Chris Hynes shares his experience working on the first version of Aperture. In short, it quickly became a dumpster fire:

Given all that happened, we started looking around for jobs elsewhere right after the product shipped. Since Aperture was well known at Apple to be a disaster, we wondered how our job search would go. When you said you worked on Aperture, you’d get a sympathetic response. Oh, I’m so sorry to hear that.

Graciously, Bertrand Serlet, the head of Software Engineering told all his directs that a bunch of great engineers from Aperture were going to be sending out resumes. He told them to ignore the gossip and hire all these people. We are forever grateful for that.

This piece is full of heartwarming stories, but it’s painful read — I cannot imagine working on a project that had such a fraught development period.

I miss Aperture greatly. It is perhaps the piece of software I would choose to resurrect if I could make such a decision. The earliest versions may have been slow and buggy, but I remember running Aperture 1.5 (or thereabouts) on a Core 2 Duo MacBook Pro with a spinning hard disk and it was fast. And it wasn’t just the speed with which Aperture rendered photos or adjustments; it was everything about the app — every interaction, every UI component, every menu, and every panel. Every action felt deliberate and precise.
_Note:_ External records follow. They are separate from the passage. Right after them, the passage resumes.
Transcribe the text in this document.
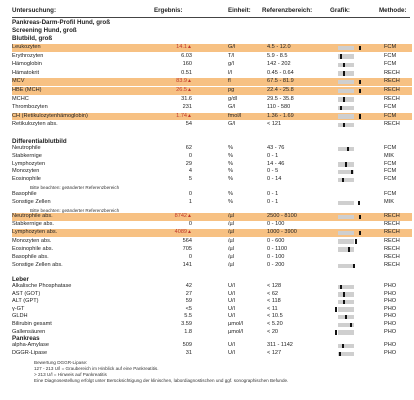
Untersuchung:	Ergebnis:	Einheit: Referenzbereich:	Grafik:	Methode:
Pankreas-Darm-Profil Hund, groß
Screening Hund, groß
Blutbild, groß
Leukozyten	14.1▲	G/l	4.5 - 12.0	FCM
Erythrozyten	6.03	T/l	5.9 - 8.5	FCM
Hämoglobin	160	g/l	142 - 202	FCM
Hämatokrit	0.51	l/l	0.45 - 0.64	RECH
MCV	83.9▲	fl	67.5 - 81.9	RECH
HBE (MCH)	26.5▲	pg	22.4 - 25.8	RECH
MCHC	31.6	g/dl	29.5 - 35.8	RECH
Thrombozyten	231	G/l	110 - 580	FCM
CH (Retikulozytenhämoglobin)	1.74▲	fmol/l	1.36 - 1.69	FCM
Retikulozyten abs.	54	G/l	< 121	RECH
Neutrophile	62	%	43 - 76	FCM
Stabkernige	0	%	0 - 1	MIK
Lymphozyten	29	%	14 - 46	FCM
Monozyten	4	%	0 - 5	FCM
Eosinophile	5	%	0 - 14	FCM
Basophile	0	%	0 - 1	FCM
Sonstige Zellen	1	%	0 - 1	MIK
Neutrophile abs.	8742▲	/µl	2500 - 8100	RECH
Stabkernige abs.	0	/µl	0 - 100	RECH
Lymphozyten abs.	4089▲	/µl	1000 - 3900	RECH
Monozyten abs.	564	/µl	0 - 600	RECH
Eosinophile abs.	705	/µl	0 - 1100	RECH
Basophile abs.	0	/µl	0 - 100	RECH
Sonstige Zellen abs.	141	/µl	0 - 200	RECH
Alkalische Phosphatase	42	U/l	< 128	PHO
AST (GOT)	27	U/l	< 62	PHO
ALT (GPT)	59	U/l	< 118	PHO
γ-GT	<5	U/l	< 11	PHO
GLDH	5.5	U/l	< 10.5	PHO
Bilirubin gesamt	3.59	µmol/l	< 5.20	PHO
Gallensäuren	1.8	µmol/l	< 20	PHO
alpha-Amylase	509	U/l	311 - 1142	PHO
DGGR-Lipase	31	U/l	< 127	PHO
Differentialblutbild
Bitte beachten: geänderter Referenzbereich
Bitte beachten: geänderter Referenzbereich
Leber
Pankreas
Bewertung DGGR-Lipase:
127 - 213 U/l = Graubereich im Hinblick auf eine Pankreatitis.
> 213 U/l = Hinweis auf Pankreatitis
Eine Diagnosestellung erfolgt unter Berücksichtigung der klinischen, labordiagnostischen und ggf. sonographischen Befunde.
The whole app also looked and felt damn near perfect.

The modern-day replacements don’t have anything like that character. The Photos app may render RAW files pretty quickly, but much of the UI feels slow, fragile, and — in some cases — almost unfinished. I dislike its pure white background, too; if there’s one change I could make to contemporary UI design paradigms, it would be to encourage more sensitivity to colour. Shades of slightly-tinted grey are much nicer than pure white or pure black. And I don’t like that photos expand to fill the entire width or height of the available area, leaving no border or white space.

Lightroom Classic isn’t much better. It feels like an Adobe app, so it doesn’t quite feel at home on either MacOS or Windows. It’s also slow, even on my top-of-the-line iMac.

Maybe this is just the nostalgia talking, but Aperture is, for me, the very model of how a modern MacOS app ought to behave. This year, it would have turned fifteen if it wasn’t unceremoniously dropped.